Il ne s’agissait donc pas seulement d’une lutte contre la répression israélienne. Il s’agissait de lutter contre tous les complices d’Israël, si l’on peut dire, contre l’Occident colonial.

BDS a véritablement redéfini la signification et la forme que devrait prendre la solidarité avec la libération palestinienne. Comme je l’ai dit, BDS est très influencé par la lutte anti-apartheid sud-africaine et le mouvement américain des droits civiques, mais il a créé ses propres fondements philosophiques et sa propre conception de la solidarité.

Notre analyse était que les Palestiniens ne peuvent pas atteindre la libération, la liberté, la justice, l’égalité sans couper les liens de complicité internationale avec le régime israélien de colonialisme de peuplement, d’apartheid, d’occupation militaire et maintenant de génocide parce qu’Israël dépend du soutien qu’il reçoit – diplomatique, financier, militaire, universitaire, culturel, sportif – principalement de l’Occident colonial.

Ainsi, BDS a déclaré que la première obligation fondamentale, si vous souhaitez véritablement faire preuve de solidarité, est de ne pas nuire et de mettre fin, de réduire ou de compenser, si vous ne pouvez faire ni l’un ni l’autre, les dommages causés en votre nom.
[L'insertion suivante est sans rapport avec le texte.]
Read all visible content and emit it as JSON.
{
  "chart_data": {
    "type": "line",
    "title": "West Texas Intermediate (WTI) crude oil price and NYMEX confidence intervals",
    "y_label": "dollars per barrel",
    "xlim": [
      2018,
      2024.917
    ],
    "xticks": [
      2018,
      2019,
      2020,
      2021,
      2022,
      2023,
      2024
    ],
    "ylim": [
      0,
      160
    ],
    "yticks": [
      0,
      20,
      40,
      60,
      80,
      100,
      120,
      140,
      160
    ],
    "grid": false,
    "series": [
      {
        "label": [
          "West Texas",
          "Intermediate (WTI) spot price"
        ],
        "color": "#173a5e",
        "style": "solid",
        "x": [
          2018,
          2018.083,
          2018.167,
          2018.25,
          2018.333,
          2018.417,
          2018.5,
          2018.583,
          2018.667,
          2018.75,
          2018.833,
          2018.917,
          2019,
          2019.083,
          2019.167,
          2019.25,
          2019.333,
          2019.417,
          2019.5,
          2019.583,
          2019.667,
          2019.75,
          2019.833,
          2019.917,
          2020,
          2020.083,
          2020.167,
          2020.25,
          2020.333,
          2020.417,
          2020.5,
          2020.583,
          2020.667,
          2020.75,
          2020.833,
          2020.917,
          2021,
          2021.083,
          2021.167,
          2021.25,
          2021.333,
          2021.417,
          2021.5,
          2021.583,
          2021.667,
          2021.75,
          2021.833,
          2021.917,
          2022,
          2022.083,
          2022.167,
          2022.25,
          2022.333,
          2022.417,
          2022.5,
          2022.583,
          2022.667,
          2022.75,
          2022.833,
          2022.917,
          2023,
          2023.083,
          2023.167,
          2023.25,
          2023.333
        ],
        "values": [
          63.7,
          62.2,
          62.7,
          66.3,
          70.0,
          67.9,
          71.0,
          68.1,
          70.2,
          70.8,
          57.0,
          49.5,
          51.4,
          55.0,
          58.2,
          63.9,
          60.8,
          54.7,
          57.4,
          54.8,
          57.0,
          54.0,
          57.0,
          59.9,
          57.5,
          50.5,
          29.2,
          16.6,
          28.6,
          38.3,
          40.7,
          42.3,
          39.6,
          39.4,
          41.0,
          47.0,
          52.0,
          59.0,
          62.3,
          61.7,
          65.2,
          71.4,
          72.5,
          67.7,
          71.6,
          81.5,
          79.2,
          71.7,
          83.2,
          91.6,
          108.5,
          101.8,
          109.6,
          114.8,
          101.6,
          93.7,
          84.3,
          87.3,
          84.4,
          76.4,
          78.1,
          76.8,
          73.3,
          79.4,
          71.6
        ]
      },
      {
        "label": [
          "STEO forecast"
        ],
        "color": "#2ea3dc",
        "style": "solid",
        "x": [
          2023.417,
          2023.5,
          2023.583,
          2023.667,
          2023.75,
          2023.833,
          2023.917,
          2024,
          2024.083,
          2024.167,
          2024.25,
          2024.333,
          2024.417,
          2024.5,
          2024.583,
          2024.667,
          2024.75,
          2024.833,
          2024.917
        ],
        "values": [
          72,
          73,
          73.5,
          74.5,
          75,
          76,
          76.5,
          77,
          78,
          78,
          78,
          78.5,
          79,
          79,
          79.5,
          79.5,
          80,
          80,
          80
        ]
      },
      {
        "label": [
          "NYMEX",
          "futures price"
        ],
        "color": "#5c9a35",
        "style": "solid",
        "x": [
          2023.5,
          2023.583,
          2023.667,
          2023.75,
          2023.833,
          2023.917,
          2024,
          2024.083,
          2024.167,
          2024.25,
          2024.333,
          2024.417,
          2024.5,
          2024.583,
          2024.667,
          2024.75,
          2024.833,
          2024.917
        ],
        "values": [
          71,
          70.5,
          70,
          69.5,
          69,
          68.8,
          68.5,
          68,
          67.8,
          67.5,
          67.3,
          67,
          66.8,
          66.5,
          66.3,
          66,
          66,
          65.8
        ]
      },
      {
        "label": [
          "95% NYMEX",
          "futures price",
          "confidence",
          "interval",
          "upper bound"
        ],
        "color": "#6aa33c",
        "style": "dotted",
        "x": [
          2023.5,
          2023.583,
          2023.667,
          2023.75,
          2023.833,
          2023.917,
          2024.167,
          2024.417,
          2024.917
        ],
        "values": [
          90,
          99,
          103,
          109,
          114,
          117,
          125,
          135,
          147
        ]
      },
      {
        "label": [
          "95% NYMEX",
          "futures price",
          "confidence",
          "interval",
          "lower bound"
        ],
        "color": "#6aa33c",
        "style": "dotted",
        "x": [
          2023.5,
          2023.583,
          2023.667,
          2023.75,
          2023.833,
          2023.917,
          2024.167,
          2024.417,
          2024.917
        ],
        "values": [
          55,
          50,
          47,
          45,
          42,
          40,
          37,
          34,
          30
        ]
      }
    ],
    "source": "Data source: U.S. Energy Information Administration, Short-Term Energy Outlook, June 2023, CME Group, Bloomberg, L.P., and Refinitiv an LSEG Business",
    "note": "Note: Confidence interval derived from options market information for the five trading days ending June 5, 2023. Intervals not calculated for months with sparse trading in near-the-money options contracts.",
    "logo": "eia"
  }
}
Si vous êtes citoyen américain et que vous savez que votre gouvernement est profondément impliqué dans tous les crimes israéliens contre les Palestiniens, y compris le génocide en cours, dans tous les aspects de ce génocide, qu’il s’agit d’un génocide américano-israélien, alors quelle est votre responsabilité ?

Cela signifie que toute personne aux États-Unis devrait compenser le gouvernement qui parle en son nom en rejoignant le mouvement BDS, en soulignant la complicité au sein de ses syndicats, de ses écoles, de ses universités, de ses hôpitaux, quel que soit son lieu de travail. Ce concept est une avancée majeure pour le mouvement BDS.

Un deuxième aspect, à ce niveau macro, est l’analyse du régime israélien, ainsi que du colonialisme de peuplement et de l’apartheid. Nous n’avons pas inventé cela, bien sûr. Les historiens ont écrit sur le sujet, mais il a été oublié pendant les années des accords d’Oslo . La question palestinienne a été réduite à la Cisjordanie et à Gaza occupées et au concept d’autonomie, comme s’il s’agissait d’un conflit entre Israël et ses voisins.

Le mouvement BDS a déclaré : « Non, il s’agit du colonialisme de peuplement et de l’apartheid qui existent depuis sa fondation. Il s’agit d’une colonie de peuplement sur le territoire autochtone palestinien. » C’est de cela qu’il s’agit.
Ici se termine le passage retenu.